1. Subsequently add new Display.readAndDispatch sections until a non-platform project appears on the list
2. Index dependencies between bundles to spot unlikely relationships like mpc --> papyrus. If one ui thread section says papyrus and the next mpc and there is no link from mpc to papyrus, mpc is likely not causing this issue.


But maybe someone else has an idea - no matter how complex.

(In reply to Ed Willink from comment #3)
> In the absence of a perfect algorithm, perhaps some form of depth metric
> such as the SimRel +1/+2/+3 build date might help.

+3 is somewhat overloaded but may be worth trying. I use something like "+0, +1": Platform and JDT will be removed if any other project is present. Xtext will be removed if some other xtext clients are present etc. Maybe taking this one step further can help. Can I get a (csv) list of projects and their offsets somewhere?

> Better a MANIFEST.MF
> dependency depth.

Yes. See above comment. Would probably require some detection work on the client side. For Eclipse it may work when indexing the simrel repo once.
Comment 5 Ed Willink CLA 2015-05-06 13:02:05 EDT
(In reply to Marcel Bruch from comment #4)
> (In reply to Ed Willink from comment #3)
> > In the absence of a perfect algorithm, perhaps some form of depth metric
> > such as the SimRel +1/+2/+3 build date might help.

Sorry. This was a silly idea. Xtext at +2 is disruptive. OCL at +1 depends on XText.

> > Better a MANIFEST.MF
> > dependency depth.
> 
> For Eclipse it may work when indexing the simrel repo once.

I think this is the way to go.
Comment 6 Marcel Bruch CLA 2015-05-06 14:56:37 EDT
Okay, I spent the last hours digging through the all error reports and tested several measures. I implemented the cut-off logic for Display.runAndDispatch() and Workspace.build() und run it experimentally on the current data. The results of that are live.

FWIW, this approach does classify some errors wrong (i.e., I'd manually assigned them to other projects). But much more often the classification removes superfluous elements than removing an important one.

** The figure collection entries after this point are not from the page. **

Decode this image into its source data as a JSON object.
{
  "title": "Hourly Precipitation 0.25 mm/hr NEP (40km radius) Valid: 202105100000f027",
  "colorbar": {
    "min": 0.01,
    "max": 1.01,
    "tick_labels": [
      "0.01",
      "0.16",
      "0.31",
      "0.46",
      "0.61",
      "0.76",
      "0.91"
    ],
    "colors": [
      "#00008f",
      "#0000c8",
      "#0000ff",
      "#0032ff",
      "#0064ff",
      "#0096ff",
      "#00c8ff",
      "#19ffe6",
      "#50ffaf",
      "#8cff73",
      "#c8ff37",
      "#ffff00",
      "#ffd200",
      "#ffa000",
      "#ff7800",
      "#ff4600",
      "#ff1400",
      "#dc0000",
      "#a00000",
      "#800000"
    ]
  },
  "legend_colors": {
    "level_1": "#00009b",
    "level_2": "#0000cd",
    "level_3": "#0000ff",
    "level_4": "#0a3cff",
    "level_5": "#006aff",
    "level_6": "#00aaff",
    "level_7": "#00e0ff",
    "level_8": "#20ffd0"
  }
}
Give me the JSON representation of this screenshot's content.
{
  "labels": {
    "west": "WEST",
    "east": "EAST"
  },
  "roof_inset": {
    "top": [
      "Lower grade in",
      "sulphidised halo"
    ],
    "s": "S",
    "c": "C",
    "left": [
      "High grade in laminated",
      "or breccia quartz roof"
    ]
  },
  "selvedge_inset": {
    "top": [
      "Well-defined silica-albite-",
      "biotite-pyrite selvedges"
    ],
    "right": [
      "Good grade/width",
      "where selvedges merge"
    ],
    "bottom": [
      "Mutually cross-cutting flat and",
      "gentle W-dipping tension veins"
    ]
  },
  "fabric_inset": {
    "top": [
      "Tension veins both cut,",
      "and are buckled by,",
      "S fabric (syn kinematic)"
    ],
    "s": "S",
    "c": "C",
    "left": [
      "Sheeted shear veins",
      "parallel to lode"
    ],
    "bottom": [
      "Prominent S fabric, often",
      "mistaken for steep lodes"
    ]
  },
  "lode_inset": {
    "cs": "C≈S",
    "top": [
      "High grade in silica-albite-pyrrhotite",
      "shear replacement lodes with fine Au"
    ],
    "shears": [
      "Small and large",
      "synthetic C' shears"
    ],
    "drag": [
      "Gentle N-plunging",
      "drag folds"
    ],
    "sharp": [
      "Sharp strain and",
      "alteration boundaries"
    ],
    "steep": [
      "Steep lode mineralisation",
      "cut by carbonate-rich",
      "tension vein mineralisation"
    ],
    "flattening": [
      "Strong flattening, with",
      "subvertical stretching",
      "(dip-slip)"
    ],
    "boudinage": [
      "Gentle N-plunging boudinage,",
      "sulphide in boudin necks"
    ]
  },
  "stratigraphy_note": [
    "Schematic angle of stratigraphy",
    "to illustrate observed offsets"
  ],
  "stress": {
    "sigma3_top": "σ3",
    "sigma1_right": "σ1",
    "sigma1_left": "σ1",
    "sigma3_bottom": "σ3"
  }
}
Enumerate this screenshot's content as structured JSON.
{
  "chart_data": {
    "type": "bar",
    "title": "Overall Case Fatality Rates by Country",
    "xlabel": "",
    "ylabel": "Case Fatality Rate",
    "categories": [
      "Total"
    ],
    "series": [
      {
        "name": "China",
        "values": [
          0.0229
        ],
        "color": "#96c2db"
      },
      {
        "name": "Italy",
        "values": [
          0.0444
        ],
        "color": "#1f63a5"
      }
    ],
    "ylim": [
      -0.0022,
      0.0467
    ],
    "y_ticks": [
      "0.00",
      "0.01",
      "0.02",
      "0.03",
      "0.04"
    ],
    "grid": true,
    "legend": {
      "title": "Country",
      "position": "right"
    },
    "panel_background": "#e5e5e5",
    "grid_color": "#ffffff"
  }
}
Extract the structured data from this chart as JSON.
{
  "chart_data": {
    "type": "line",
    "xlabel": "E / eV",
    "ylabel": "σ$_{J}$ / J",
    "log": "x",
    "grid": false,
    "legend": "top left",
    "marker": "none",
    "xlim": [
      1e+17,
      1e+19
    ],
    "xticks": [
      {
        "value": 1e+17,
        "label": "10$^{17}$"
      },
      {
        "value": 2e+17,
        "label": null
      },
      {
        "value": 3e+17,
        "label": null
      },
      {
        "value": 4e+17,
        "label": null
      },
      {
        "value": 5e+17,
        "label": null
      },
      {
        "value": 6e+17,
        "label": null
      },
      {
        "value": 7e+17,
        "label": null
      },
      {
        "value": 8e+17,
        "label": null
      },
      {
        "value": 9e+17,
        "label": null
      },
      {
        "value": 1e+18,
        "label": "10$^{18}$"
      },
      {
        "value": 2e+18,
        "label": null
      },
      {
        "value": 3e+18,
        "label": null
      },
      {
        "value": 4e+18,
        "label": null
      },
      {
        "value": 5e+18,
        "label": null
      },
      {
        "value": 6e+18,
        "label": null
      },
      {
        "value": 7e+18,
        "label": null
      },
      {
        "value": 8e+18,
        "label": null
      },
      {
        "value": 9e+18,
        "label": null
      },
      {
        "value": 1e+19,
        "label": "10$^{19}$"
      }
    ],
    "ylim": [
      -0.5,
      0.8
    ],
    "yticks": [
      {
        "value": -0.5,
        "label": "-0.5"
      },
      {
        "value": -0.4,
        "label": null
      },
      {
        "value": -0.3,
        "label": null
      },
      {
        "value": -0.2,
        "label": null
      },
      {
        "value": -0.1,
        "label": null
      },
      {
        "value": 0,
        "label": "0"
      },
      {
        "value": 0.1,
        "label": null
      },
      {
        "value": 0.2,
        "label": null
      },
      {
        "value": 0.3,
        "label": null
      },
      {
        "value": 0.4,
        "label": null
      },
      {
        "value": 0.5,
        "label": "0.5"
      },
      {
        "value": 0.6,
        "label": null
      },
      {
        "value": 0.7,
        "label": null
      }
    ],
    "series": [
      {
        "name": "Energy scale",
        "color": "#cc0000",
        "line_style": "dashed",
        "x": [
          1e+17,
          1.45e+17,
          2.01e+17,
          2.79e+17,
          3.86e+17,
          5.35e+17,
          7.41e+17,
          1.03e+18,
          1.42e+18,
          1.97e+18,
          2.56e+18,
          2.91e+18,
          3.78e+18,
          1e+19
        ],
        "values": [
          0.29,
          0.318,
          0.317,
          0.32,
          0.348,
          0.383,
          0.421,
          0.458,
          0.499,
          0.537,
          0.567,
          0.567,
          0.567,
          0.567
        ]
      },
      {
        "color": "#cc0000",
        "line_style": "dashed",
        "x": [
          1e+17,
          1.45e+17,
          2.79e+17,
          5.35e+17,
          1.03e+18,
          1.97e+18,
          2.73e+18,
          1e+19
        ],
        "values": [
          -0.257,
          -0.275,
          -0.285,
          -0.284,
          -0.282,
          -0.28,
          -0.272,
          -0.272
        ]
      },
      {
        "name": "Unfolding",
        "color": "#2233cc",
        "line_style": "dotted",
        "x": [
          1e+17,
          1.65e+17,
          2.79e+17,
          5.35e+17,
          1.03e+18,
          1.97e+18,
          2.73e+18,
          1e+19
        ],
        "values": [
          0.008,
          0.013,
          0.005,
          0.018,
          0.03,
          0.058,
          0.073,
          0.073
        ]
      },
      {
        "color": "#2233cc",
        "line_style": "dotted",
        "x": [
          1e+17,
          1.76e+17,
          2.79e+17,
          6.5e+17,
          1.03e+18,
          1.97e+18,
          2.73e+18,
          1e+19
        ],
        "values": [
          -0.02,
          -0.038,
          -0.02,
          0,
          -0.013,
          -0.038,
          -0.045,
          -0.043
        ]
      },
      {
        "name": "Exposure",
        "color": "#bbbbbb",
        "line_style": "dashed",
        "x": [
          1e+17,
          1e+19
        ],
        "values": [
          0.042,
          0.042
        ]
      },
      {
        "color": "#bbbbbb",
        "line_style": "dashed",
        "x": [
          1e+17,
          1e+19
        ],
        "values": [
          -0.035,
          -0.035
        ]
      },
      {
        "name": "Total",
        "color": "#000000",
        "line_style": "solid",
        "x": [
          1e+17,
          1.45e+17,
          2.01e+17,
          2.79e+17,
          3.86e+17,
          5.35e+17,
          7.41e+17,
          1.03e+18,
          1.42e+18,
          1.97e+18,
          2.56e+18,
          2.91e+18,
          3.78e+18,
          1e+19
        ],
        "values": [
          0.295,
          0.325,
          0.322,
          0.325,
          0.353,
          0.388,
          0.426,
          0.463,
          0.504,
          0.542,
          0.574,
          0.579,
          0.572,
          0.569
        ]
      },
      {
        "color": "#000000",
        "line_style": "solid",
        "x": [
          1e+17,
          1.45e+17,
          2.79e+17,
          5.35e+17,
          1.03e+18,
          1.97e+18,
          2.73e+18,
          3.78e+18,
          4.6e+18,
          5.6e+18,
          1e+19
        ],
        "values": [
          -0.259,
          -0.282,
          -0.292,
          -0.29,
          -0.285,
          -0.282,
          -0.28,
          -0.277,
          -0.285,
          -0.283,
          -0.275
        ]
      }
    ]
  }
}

Please find the new project guesses for Oomph here [1]. I don't know how many elements where in that list before. But the list is still long. If you have additional filter criteria, please let me know. Whatever helps to reduce the false assignments or helps to prioritize issues will be implemented. That list is indeed not managable. side note: we will hide problems that stayed quiet for some time from that list.


The new algorithm is not yet permanently integrated. It needs more testing but will hopefully go live by the end of this week.


[1] https://dev.eclipse.org/recommenders/committers/confess/#/problems/?projects=oomph&kinds=NORMAL&kinds=FREEZE&categories=UNCONFIRMED&page=0&size=100&sort=numberOfIncidents,desc
Comment 7 Ed Merks CLA 2015-05-06 23:51:09 EDT
The new approach removed more than 60 elements from the list.  The list is indeed still long, but I'll continue to triage it today to get an impression and provide additional feedback.

One reason the list is so long is that we (Oomph) were logging any failure in setup task performance as an error, and then folks would report that.  But such feedback is already in the setup dialog's progress page and generally is not a bug but rather an authoring error, or a network failure.  As such we've stopped doing that and have generally looked at cases where we are logging errors that really should never be reported as bugs, e.g., one can always expect a network failure so one doesn't want bugs reported for such cases.  So I hope in the future, the list will be more manageable.
Comment 8 Marcel Bruch CLA 2015-05-07 15:25:45 EDT
The change is live. All new incoming problem reports are now cut-off after Display.readAndDispatch() or Workspace.build() - if exists.

Please reopen if you have suggestions or found bugs.